And carrying out node security influence score calculation on each monitoring point according to the monitoring data set, and generating a node security influence score calculation result.
Further, the calculating the node security impact score of each monitoring point by the monitoring data set, generating a node security impact score calculation result, further includes:
The node security impact score calculation formula is configured as follows:
The method comprises the steps of representing node safety influence scoring calculation results of an ith monitoring point by K i, wherein M i is the total number of events in the ith monitoring point, S ip is the severity score of a p-th event in the ith monitoring point, F ip is the occurrence frequency of the p-th event in the ith monitoring point, R ip is the response speed of the p-th event in the ith monitoring point, and the adaptability of the p-th event in the ith monitoring point of A ip.

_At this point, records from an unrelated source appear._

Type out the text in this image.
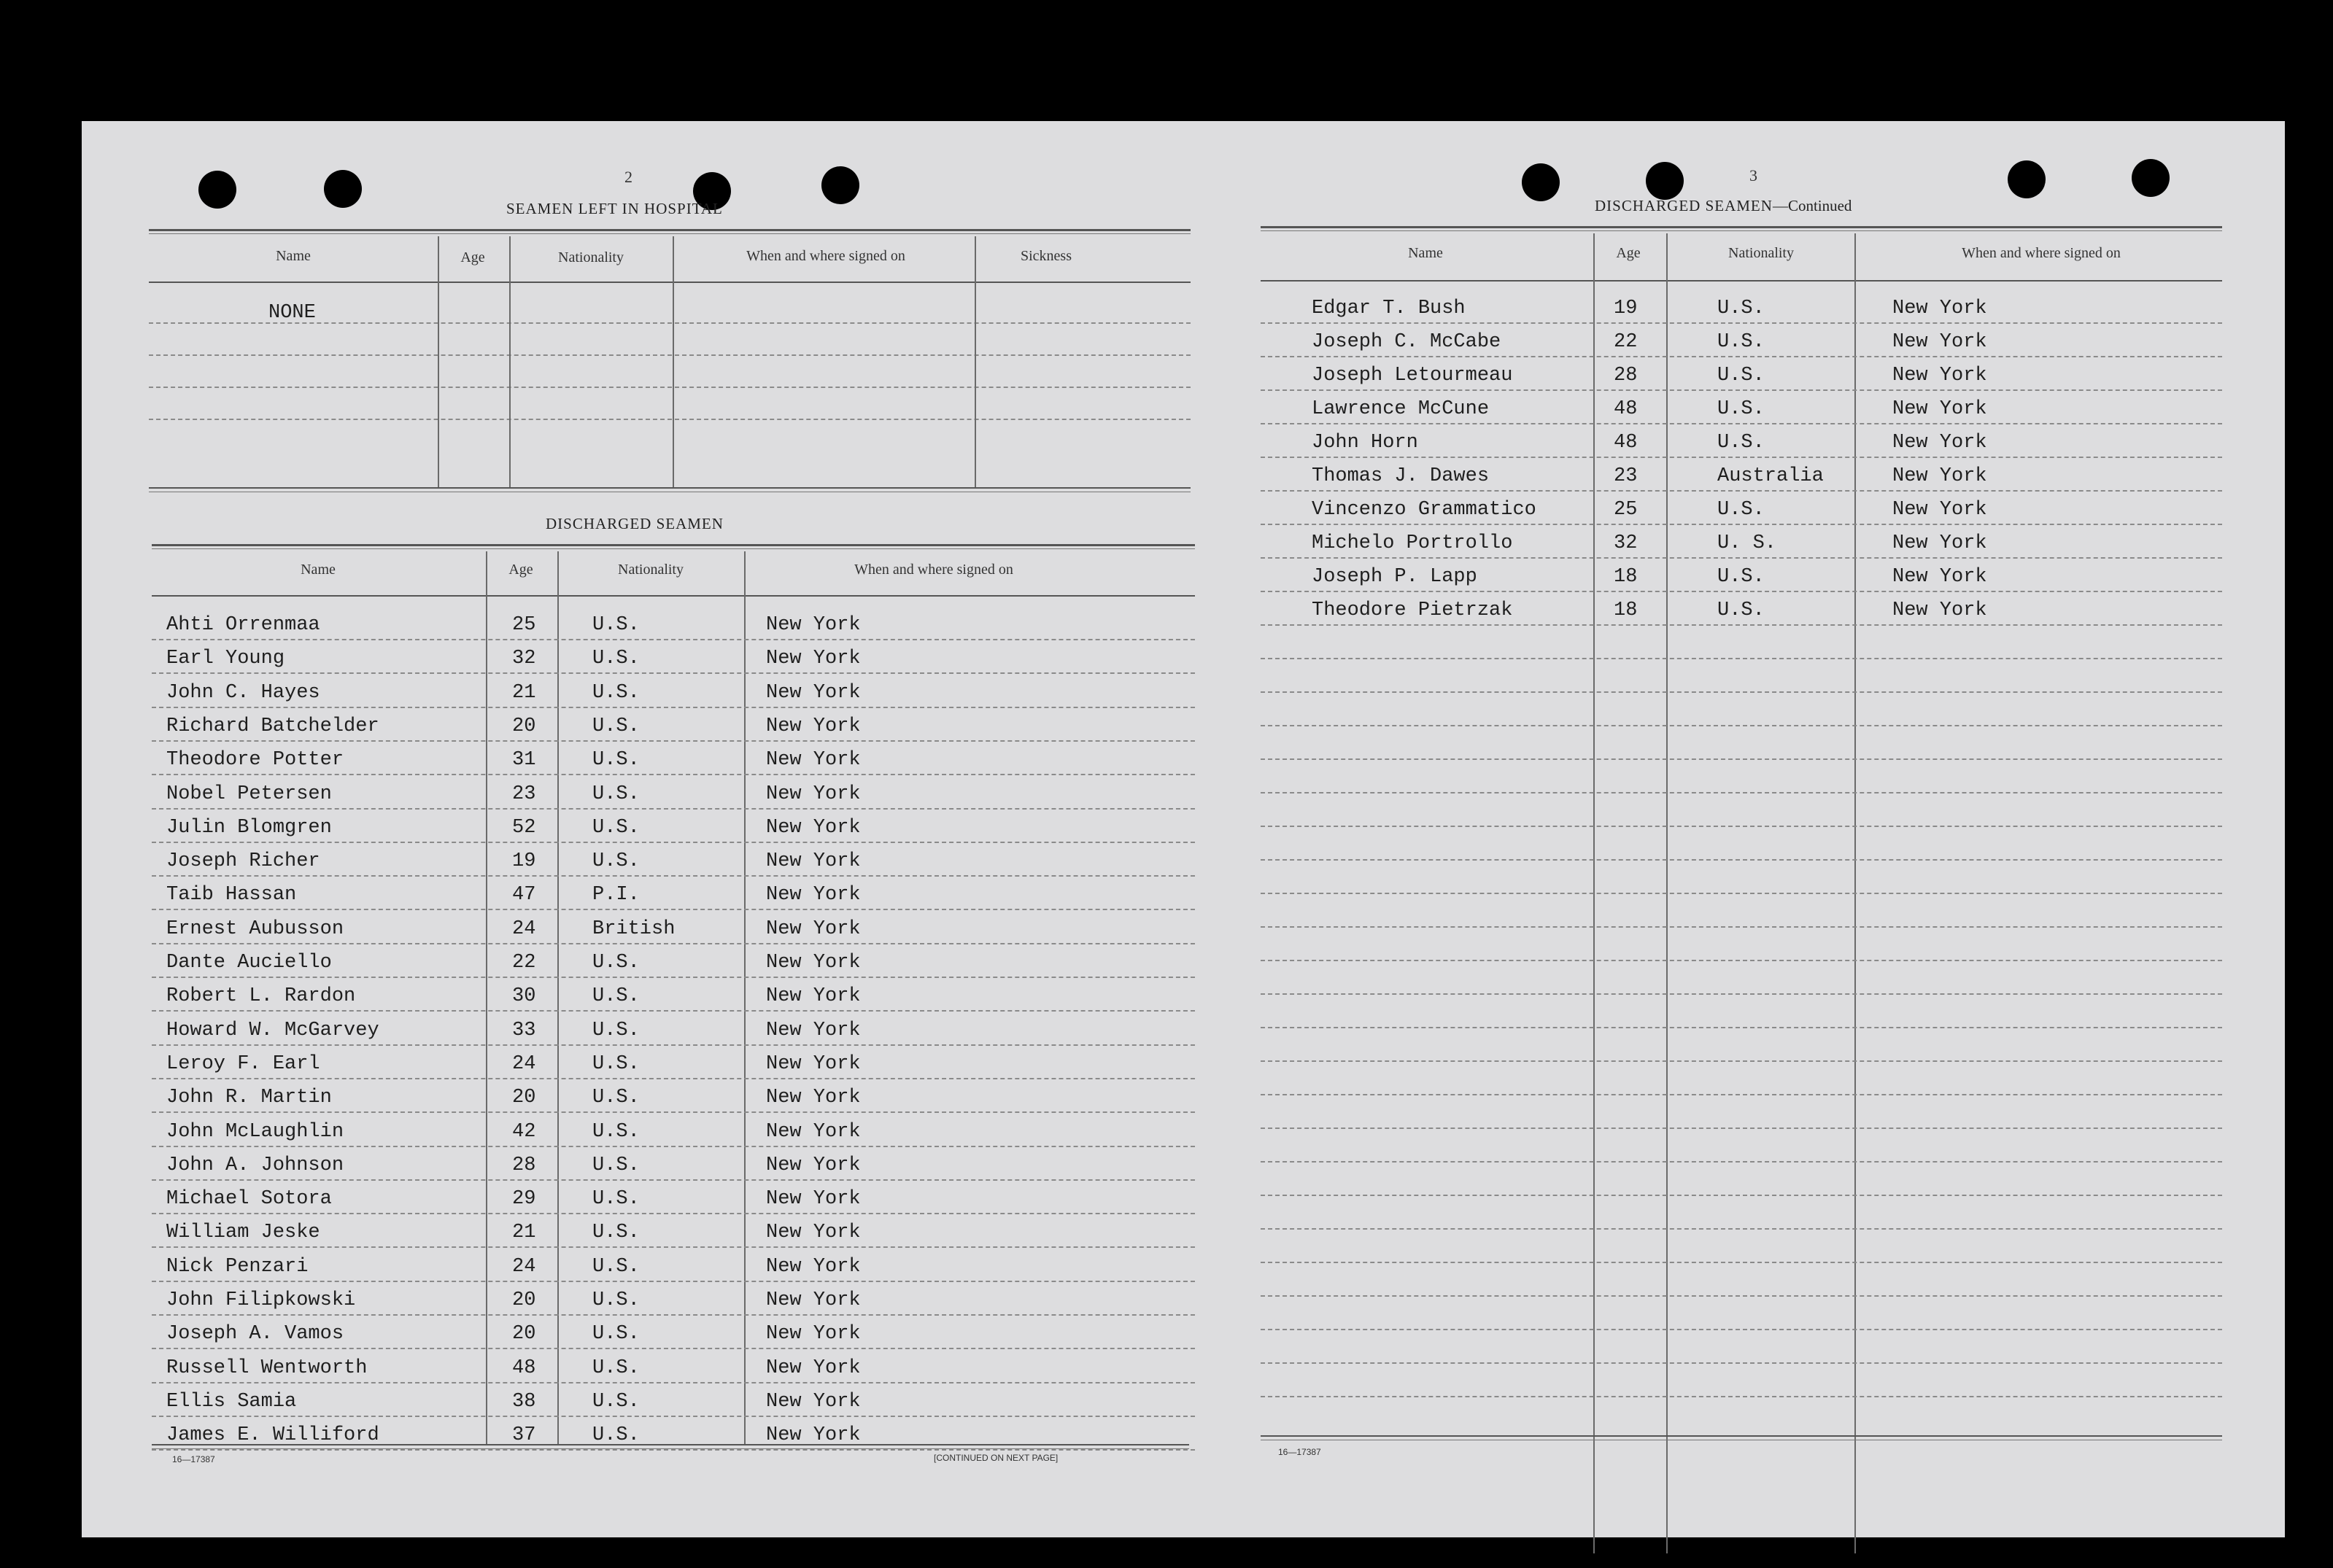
2
SEAMEN LEFT IN HOSPITAL
Name	Age	Nationality	When and where signed on	Sickness
NONE
DISCHARGED SEAMEN
Name	Age	Nationality	When and where signed on
Ahti Orrenmaa	25	U.S.	New York
Earl Young	32	U.S.	New York
John C. Hayes	21	U.S.	New York
Richard Batchelder	20	U.S.	New York
Theodore Potter	31	U.S.	New York
Nobel Petersen	23	U.S.	New York
Julin Blomgren	52	U.S.	New York
Joseph Richer	19	U.S.	New York
Taib Hassan	47	P.I.	New York
Ernest Aubusson	24	British	New York
Dante Auciello	22	U.S.	New York
Robert L. Rardon	30	U.S.	New York
Howard W. McGarvey	33	U.S.	New York
Leroy F. Earl	24	U.S.	New York
John R. Martin	20	U.S.	New York
John McLaughlin	42	U.S.	New York
John A. Johnson	28	U.S.	New York
Michael Sotora	29	U.S.	New York
William Jeske	21	U.S.	New York
Nick Penzari	24	U.S.	New York
John Filipkowski	20	U.S.	New York
Joseph A. Vamos	20	U.S.	New York
Russell Wentworth	48	U.S.	New York
Ellis Samia	38	U.S.	New York
James E. Williford	37	U.S.	New York
16—17387	[CONTINUED ON NEXT PAGE]
3
DISCHARGED SEAMEN—Continued
Name	Age	Nationality	When and where signed on
Edgar T. Bush	19	U.S.	New York
Joseph C. McCabe	22	U.S.	New York
Joseph Letourmeau	28	U.S.	New York
Lawrence McCune	48	U.S.	New York
John Horn	48	U.S.	New York
Thomas J. Dawes	23	Australia	New York
Vincenzo Grammatico	25	U.S.	New York
Michelo Portrollo	32	U. S.	New York
Joseph P. Lapp	18	U.S.	New York
Theodore Pietrzak	18	U.S.	New York
16—17387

Preferably, the calculation formula is calculated according to the node security impact score: The method comprises the steps of calculating a node security impact score, wherein K i represents a node security impact score calculation result of an ith monitoring point, K i is higher and represents the worse security condition of the monitoring point, M i represents the total number of events in the ith monitoring point, the number of events of each monitoring point can be counted from a monitoring data set, S ip is a severity score of the p-th event in the ith monitoring point, the severity score can be determined according to an organization security policy and historical experience, the severity score can be 1 (low), 2 (medium), 3 (high) and the like, F ip is the occurrence frequency of the p-th event in the ith monitoring point, the occurrence frequency can be quantified by counting the occurrence frequency of the event in a period of time, a proper period of time (such as day, week and month) can be selected, R ip is the response speed of the p-th event in the ith monitoring point, the response speed can be defined as the time length from the fact that the event is detected to the start of taking effective response measures, A ip is the p-th event, the p-th event is suitable for the security policy is matched with a security vulnerability of a certain security policy, the security policy is matched with a certain security policy, or a certain security vulnerability is matched with a certain security policy, and the security policy is matched with a certain security policy is low, for example.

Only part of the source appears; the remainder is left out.